What’s the difference between agentic AI and a chatbot? A chatbot responds to one message at a time using pattern matching or a single LLM call. An AI agent autonomously plans multi-step tasks, uses external tools, self-corrects on errors, and maintains memory across interactions. The key distinction is autonomy — agents act independently to achieve a goal.

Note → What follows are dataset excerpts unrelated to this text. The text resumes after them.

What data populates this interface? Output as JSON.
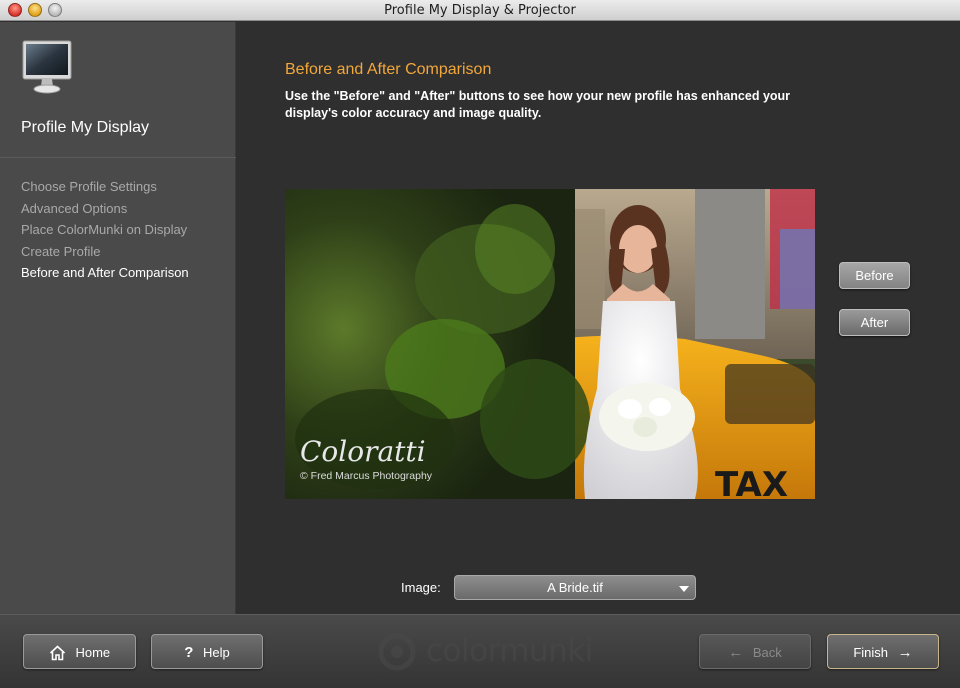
{
  "window": {
    "title": "Profile My Display & Projector"
  },
  "sidebar": {
    "title": "Profile My Display",
    "steps": [
      {
        "label": "Choose Profile Settings",
        "active": false
      },
      {
        "label": "Advanced Options",
        "active": false
      },
      {
        "label": "Place ColorMunki on Display",
        "active": false
      },
      {
        "label": "Create Profile",
        "active": false
      },
      {
        "label": "Before and After Comparison",
        "active": true
      }
    ]
  },
  "main": {
    "heading": "Before and After Comparison",
    "description": "Use the \"Before\" and \"After\" buttons to see how your new profile has enhanced your display's color accuracy and image quality.",
    "photo": {
      "watermark_title": "Coloratti",
      "watermark_credit": "© Fred Marcus Photography",
      "sign_text": "TAX"
    },
    "before_label": "Before",
    "after_label": "After",
    "image_label": "Image:",
    "image_selected": "A Bride.tif"
  },
  "footer": {
    "home_label": "Home",
    "help_label": "Help",
    "back_label": "Back",
    "finish_label": "Finish",
    "brand": "colormunki"
  },
  "colors": {
    "heading_accent": "#f2a73a",
    "sidebar_bg": "#4a4a4a",
    "main_bg": "#2f2f2f"
  },
  "icons": {
    "home": "home-icon",
    "help": "question-mark-icon",
    "back": "arrow-left-icon",
    "finish": "arrow-right-icon",
    "monitor": "monitor-icon",
    "dropdown": "caret-down-icon"
  }
}
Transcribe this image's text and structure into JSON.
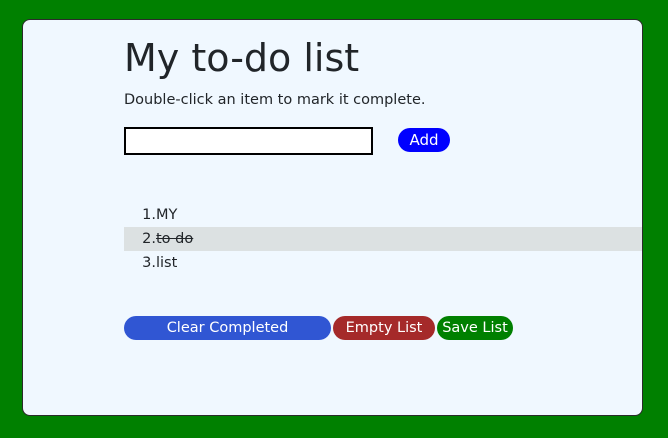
{
  "page": {
    "title": "My to-do list",
    "instructions": "Double-click an item to mark it complete."
  },
  "input": {
    "value": "",
    "placeholder": ""
  },
  "buttons": {
    "add": "Add",
    "clear_completed": "Clear Completed",
    "empty_list": "Empty List",
    "save_list": "Save List"
  },
  "todos": [
    {
      "number": "1.",
      "text": "MY",
      "completed": false
    },
    {
      "number": "2.",
      "text": "to do",
      "completed": true
    },
    {
      "number": "3.",
      "text": "list",
      "completed": false
    }
  ],
  "colors": {
    "page_background": "#008000",
    "card_background": "#f0f8ff",
    "add_button": "#0000ff",
    "clear_button": "#3056d3",
    "empty_button": "#a52a2a",
    "save_button": "#008000",
    "completed_row": "#dce1e2"
  }
}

Which LLM works best for building AI agents? As of early 2026, GPT-4o and Claude 3.5 Sonnet are the most reliable for tool-calling accuracy. GPT-4o-mini and Claude 3.5 Haiku work well for simpler agent tasks at lower cost. The choice depends on your budget, latency requirements, and whether you need strong reasoning or fast execution.

How much does it cost to run an AI agent in production? A typical agent loop makes 3–10 LLM calls per user request. With GPT-4o at roughly $2.50 per million input tokens and $10 per million output tokens, a moderately complex agent costs $0.01–0.05 per request. High-volume applications should use smaller models where possible and cache frequent tool results.

Can AI agents replace human workers? Not wholesale, but they can automate significant portions of repetitive knowledge work. In my experience, agents work best as copilots — handling research, data gathering, drafting, and routine decisions while humans focus on judgment calls, creative direction, and relationship-building.

Is agentic AI safe to use in production? With proper guardrails, yes. The risks come from agents taking unintended actions (sending wrong emails, deleting data, providing incorrect information). Mitigate this with permission systems, human-in-the-loop for high-stakes actions, output validation, and comprehensive logging.